From: Daniel Colascione
Subject: Re: [PATCH] system-type cygwin with window-system w32
Date: Mon, 18 Jul 2011 10:04:31 -0700
User-agent: Mozilla/5.0 (Macintosh; Intel Mac OS X 10.6; rv:5.0) Gecko/20110624 Thunderbird/5.0

On 7/18/11 9:29 AM, Eli Zaretskii wrote:
>> Date: Mon, 18 Jul 2011 03:33:59 -0700
>> From: Daniel Colascione <address@hidden>
>> CC: address@hidden
>>
>>>> -  if (!hprevinst)
>>>> -    {
>>>> -      w32_init_class (hinst);
>>>> -    }
>>>> +  w32_init_class (hinst);
>>>
>>> Not sure why the test was deleted here.  Can you explain?
>>
>> hprevinst isn't trivially available under Cygwin, and I don't see what
>> the test is buying us: class registration is inexpensive.
> 
> But then for Cygwin the condition will always be false, and the net
> effect is to always call the function, as you wanted, right?  So I
> would rather we left the code alone.

We'd still need the variable with your proposal, and I don't see what
the existing behavior has, even in the NT case.

>>>> +  htext = GlobalAlloc (GMEM_MOVEABLE | GMEM_DDESHARE, bytes);
>>>> +  if (!htext)
>>>> +    error ("GlobalAlloc: %s", w32_strerror (GetLastError ()));
>>>
>>> Such cryptic error messages are not useful, because users are not
>>> required to know what GlobalAlloc is.  Please modify the text to be
>>> more palatable to mere mortals (here and elsewhere in this part of the
>>> patch).
>>
>> Well, it's better than what we used to do much of the time, which was to
>> not check error codes at all.  How would you suggest changing the
>> messages?
> 
> How about calling memory_full?
> 
> Or maybe error ("Not enough memory <TO DO WHATEVER THIS CODE DOES>") ?
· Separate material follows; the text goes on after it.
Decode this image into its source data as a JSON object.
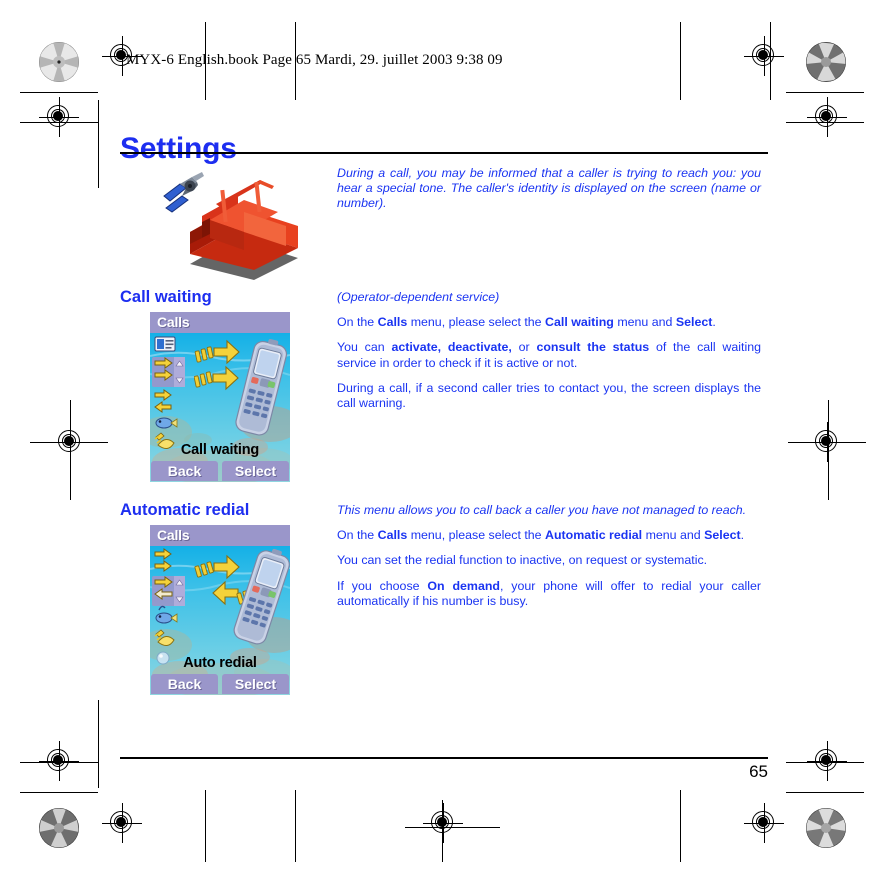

The error isn't necessarily fatal --- and in general (speaking to other
instances of w32_strerror in the patch) we don't always know what
exactly went wrong.  It'd be nice to give users an opportunity to figure
it out.  Maybe we can recognize a subset of error codes and forward
those to memory_full.

>> We could just the UI thread for this purpose instead of a dedicated one,
> 
> This is what I had in mind as the alternative, yes.
> 
>> What if I want to create a GUI-less Emacs that can nevertheless
>> can interact with the system clipboard?
> 
> GUI-less Emacs normally doesn't interact with the clipboard, so
> there's no need to choose a design that complicates things just
> because we would like to make this feature available on a single
> platform.

The complexity has to be present regardless.

> Anyway, I'm hardly an expert on this particular issue (i.e. Windows
> GUI and the message pump).  I'm just worried by the fact that we will
> have 2 threads calling GetMessage; in my experience this could lead to
> hard-to-debug problems.

Calling GetMessage in two threads is very common and well-supported, and
won't by itself cause problems. If anything, separating the message
loops makes the program more robust --- each message loop is less
complex and thereby easier to understand.